Не буди спящих псов!
Когда мы с Феликсом пришли к отцу, он уже совсем впал в детство. Ему казалось, что его мамочка где-то рядом. Он умер в полной уверенности, что некогда был обладателем одной из десяти гениальнейших картин на свете. Но это не была «Миноритская церковь в Вене» Адольфа Гитлера. Перед смертью отец ни разу не вспомнил Гитлера. За фюрера ему уже влетело по первое число. По его мнению, одним из величайших художественных произведений в мире была картина Джона Реттига «Распятие в Риме», которую он купил за гроши в Голландии еще в юности. Теперь эта картина висит в Музее изобразительных искусств в Цинциннати.

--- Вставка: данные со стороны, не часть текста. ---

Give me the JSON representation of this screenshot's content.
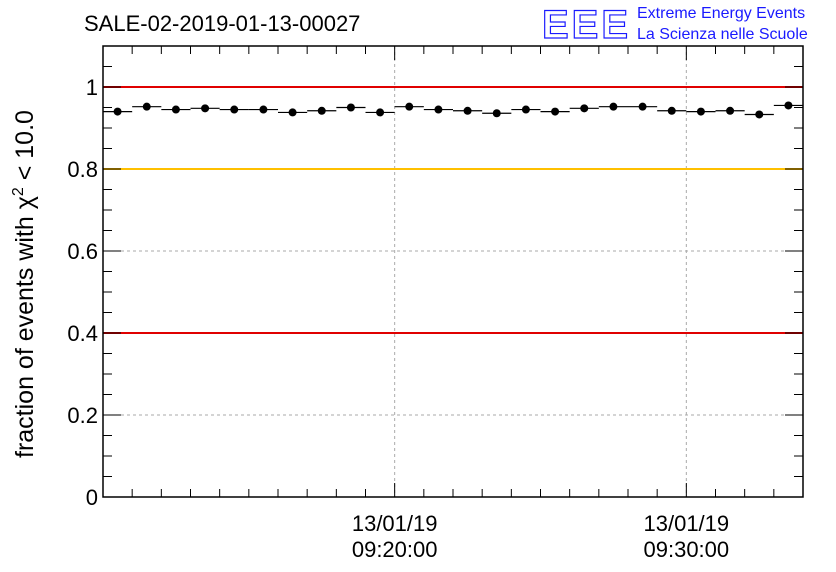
{
  "chart_data": {
    "type": "scatter",
    "title": "SALE-02-2019-01-13-00027",
    "ylabel": "fraction of events with χ² < 10.0",
    "ylabel_main": "fraction of events with χ",
    "ylabel_sup": "2",
    "ylabel_tail": " < 10.0",
    "xlabel": "",
    "ylim": [
      0,
      1.1
    ],
    "y_ticks": [
      "0",
      "0.2",
      "0.4",
      "0.6",
      "0.8",
      "1"
    ],
    "y_tick_values": [
      0,
      0.2,
      0.4,
      0.6,
      0.8,
      1.0
    ],
    "x_ticks": [
      {
        "date": "13/01/19",
        "time": "09:20:00",
        "index": 9
      },
      {
        "date": "13/01/19",
        "time": "09:30:00",
        "index": 19
      }
    ],
    "grid": true,
    "reference_lines": [
      {
        "y": 1.0,
        "color": "#e00000"
      },
      {
        "y": 0.8,
        "color": "#ffc000"
      },
      {
        "y": 0.4,
        "color": "#e00000"
      }
    ],
    "series": [
      {
        "values": [
          0.94,
          0.952,
          0.945,
          0.948,
          0.945,
          0.945,
          0.938,
          0.942,
          0.95,
          0.938,
          0.952,
          0.945,
          0.942,
          0.936,
          0.945,
          0.94,
          0.948,
          0.952,
          0.952,
          0.942,
          0.94,
          0.942,
          0.933,
          0.955
        ]
      }
    ]
  },
  "logo": {
    "mark": "EEE",
    "line1": "Extreme Energy Events",
    "line2": "La Scienza nelle Scuole",
    "color": "#1a1aff"
  }
}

Кстати, «Распятие в Риме» – одна из немногих коммерческих удач отца за всю его долгую жизнь, и не только в области искусства, но вообще в какой бы то ни было области. Когда им с матерью пришлось распродавать все свои сокровища, чтобы расплатиться с Метцгерами, они воображали, что за одни картины можно выручить сотни тысяч долларов. Насколько я помню, они дали объявление в одном из журналов по искусству, что продается ценная коллекция картин и осмотреть это собрание серьезные коллекционеры или работники музеев могут на месте, у нас дома, по предварительной договоренности.

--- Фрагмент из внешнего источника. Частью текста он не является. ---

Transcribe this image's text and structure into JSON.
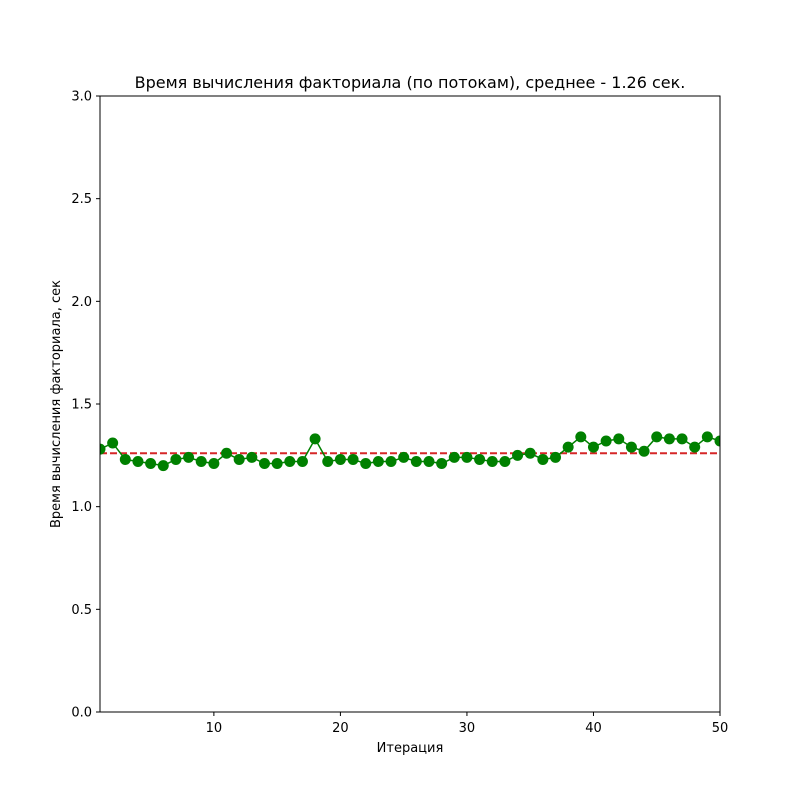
{
  "chart_data": {
    "type": "line",
    "title": "Время вычисления факториала (по потокам), среднее - 1.26 сек.",
    "xlabel": "Итерация",
    "ylabel": "Время вычисления факториала, сек",
    "xlim": [
      1,
      50
    ],
    "ylim": [
      0,
      3
    ],
    "x_ticks": [
      10,
      20,
      30,
      40,
      50
    ],
    "y_ticks": [
      0.0,
      0.5,
      1.0,
      1.5,
      2.0,
      2.5,
      3.0
    ],
    "x_tick_labels": [
      "10",
      "20",
      "30",
      "40",
      "50"
    ],
    "y_tick_labels": [
      "0.0",
      "0.5",
      "1.0",
      "1.5",
      "2.0",
      "2.5",
      "3.0"
    ],
    "grid": false,
    "series": [
      {
        "x": [
          1,
          2,
          3,
          4,
          5,
          6,
          7,
          8,
          9,
          10,
          11,
          12,
          13,
          14,
          15,
          16,
          17,
          18,
          19,
          20,
          21,
          22,
          23,
          24,
          25,
          26,
          27,
          28,
          29,
          30,
          31,
          32,
          33,
          34,
          35,
          36,
          37,
          38,
          39,
          40,
          41,
          42,
          43,
          44,
          45,
          46,
          47,
          48,
          49,
          50
        ],
        "values": [
          1.28,
          1.31,
          1.23,
          1.22,
          1.21,
          1.2,
          1.23,
          1.24,
          1.22,
          1.21,
          1.26,
          1.23,
          1.24,
          1.21,
          1.21,
          1.22,
          1.22,
          1.33,
          1.22,
          1.23,
          1.23,
          1.21,
          1.22,
          1.22,
          1.24,
          1.22,
          1.22,
          1.21,
          1.24,
          1.24,
          1.23,
          1.22,
          1.22,
          1.25,
          1.26,
          1.23,
          1.24,
          1.29,
          1.34,
          1.29,
          1.32,
          1.33,
          1.29,
          1.27,
          1.34,
          1.33,
          1.33,
          1.29,
          1.34,
          1.32
        ],
        "color": "#008000"
      }
    ],
    "mean_line": {
      "value": 1.26,
      "color": "#d62728",
      "style": "dashed"
    }
  }
}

До Мидлэнд-Сити взглянуть на картины добралось человек пять, насколько я помню, и все они, увидев коллекцию, покатывались со смеху. Помню, что один из покупателей хотел приобрести сотню картин оптом для своего нового мотеля в городке Билокси, штат Миссисипи. Но остальные, как мне показалось, понимали и любили искусство.
И все-таки одна картина заинтересовала знатоков – это «Распятие в Риме». Музей Цинциннати купил ее за небольшую сумму, и купил не потому, что они оценили ее гениальность, а потому, что ее написал уроженец Цинциннати. Картина была маленькая, не больше листа картона, которые вкладывают в мужские рубашки, не больше незаконченной работы отца – нагой натурщицы в его венской студии.
Джон Реттиг умер в год моего рождения – в 1932 году, но в отличие от меня он уехал из своего родного города и никогда больше туда не возвращался. Он жил на Ближнем Востоке, потом в Европе и наконец осел в городе Волендаме, в Голландии. Там он обрел вторую родину, и там отец «открыл» его перед первой мировой войной.
Город Волендам стал для Джона Реттига его Катманду. Когда отец его встретил, этот уроженец Цинциннати был обут в деревянные башмаки.
«Распятие в Риме» подписано «Джон Реттиг». Дата – 1888 год. Реттиг написал ее за четыре года до рождения отца. Купил ее отец году в 1913-м. Феликс думает, что отец отправился в это короткое увеселительное путешествие по Голландии вдвоем с Гитлером. Кто его знает.